The improvement in milestones following therapy is similar in both groups in the present study. In all other studies comparing the two treatments, length of follow-up period is insufficient for analyzing cognitive and developmental outcome of therapy, unlike, the present study, where children have been followed up to 6 mo. In the present study, a total of 12 children definitely showed improvement by gaining new milestones, stressing the importance of treatment in infantile spasms.

The major limitation of the study is small sample size. The other limitation is absence of blinding, owing to which, observer and analyzer bias could not be eliminated. Children had been followed up to 6 mo only and hence; the study fails to determine the final developmental outcome in long term follow-up.

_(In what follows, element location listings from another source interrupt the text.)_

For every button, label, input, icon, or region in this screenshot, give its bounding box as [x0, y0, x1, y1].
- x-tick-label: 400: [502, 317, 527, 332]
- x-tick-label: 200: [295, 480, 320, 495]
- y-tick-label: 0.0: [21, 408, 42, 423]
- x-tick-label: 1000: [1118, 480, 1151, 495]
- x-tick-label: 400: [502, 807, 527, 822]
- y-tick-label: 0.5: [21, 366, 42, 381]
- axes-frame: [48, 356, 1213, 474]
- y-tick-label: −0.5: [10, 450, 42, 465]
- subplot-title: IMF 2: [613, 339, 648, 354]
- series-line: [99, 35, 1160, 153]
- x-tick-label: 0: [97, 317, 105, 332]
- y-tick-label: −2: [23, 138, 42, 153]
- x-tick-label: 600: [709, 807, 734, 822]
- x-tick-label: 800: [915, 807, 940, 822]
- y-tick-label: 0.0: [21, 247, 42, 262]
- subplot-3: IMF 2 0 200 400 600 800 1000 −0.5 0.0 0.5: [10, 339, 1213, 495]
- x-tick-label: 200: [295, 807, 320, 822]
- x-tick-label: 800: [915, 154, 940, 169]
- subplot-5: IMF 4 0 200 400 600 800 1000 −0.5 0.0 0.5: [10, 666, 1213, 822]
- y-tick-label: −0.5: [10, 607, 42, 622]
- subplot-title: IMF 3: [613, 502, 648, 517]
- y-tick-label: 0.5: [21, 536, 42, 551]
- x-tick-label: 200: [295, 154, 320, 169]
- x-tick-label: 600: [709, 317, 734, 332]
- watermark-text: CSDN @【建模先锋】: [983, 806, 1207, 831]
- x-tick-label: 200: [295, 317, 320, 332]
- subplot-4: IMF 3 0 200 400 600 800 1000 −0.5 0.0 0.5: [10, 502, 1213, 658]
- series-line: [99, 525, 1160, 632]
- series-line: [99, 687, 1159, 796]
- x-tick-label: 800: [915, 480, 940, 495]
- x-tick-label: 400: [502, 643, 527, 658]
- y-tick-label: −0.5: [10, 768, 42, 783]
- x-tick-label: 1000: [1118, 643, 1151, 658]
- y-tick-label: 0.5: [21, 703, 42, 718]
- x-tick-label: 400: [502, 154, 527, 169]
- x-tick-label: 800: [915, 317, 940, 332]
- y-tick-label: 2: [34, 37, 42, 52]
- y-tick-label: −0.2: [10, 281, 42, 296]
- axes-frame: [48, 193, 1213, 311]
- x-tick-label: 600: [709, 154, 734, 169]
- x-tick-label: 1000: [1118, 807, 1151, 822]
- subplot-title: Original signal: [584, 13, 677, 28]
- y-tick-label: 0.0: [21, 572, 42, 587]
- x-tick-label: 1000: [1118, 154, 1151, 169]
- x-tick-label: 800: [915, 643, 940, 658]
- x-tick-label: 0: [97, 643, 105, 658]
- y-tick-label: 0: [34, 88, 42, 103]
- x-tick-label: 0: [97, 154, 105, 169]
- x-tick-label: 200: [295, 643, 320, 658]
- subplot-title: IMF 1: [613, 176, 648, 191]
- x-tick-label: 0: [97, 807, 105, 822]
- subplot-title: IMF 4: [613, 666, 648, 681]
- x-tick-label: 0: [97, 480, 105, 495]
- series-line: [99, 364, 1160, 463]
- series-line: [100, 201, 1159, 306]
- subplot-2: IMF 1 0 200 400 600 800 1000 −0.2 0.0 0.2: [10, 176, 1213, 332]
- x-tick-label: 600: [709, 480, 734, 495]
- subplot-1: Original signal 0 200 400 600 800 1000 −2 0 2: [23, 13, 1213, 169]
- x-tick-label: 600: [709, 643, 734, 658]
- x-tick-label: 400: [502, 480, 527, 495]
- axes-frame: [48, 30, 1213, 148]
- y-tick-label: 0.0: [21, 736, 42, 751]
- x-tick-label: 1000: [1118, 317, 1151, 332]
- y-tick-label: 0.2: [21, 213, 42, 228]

In conclusion, the present study did not find any difference in the outcome of children with West syndrome treated with ACTH or Prednisolone in terms of cessation of spasms, time taken for cessation of spasms, relapse rates, developmental outcome, side-effects and subsequent epilepsy rates. However, due to small sample size, results cannot be generalized. Prednisolone can be suitable alternative, particularly in resource poor settings. Further, more studies are needed to prove efficacy of either drug and also to know the best dose and duration of treatment to maximize the response and to decrease the side-effects. As idiopathic cases are few in the present study as well as most other studies, a prospective multicentre collaborative effort is needed to study the effect of these drugs particularly in idiopathic variety of West syndrome.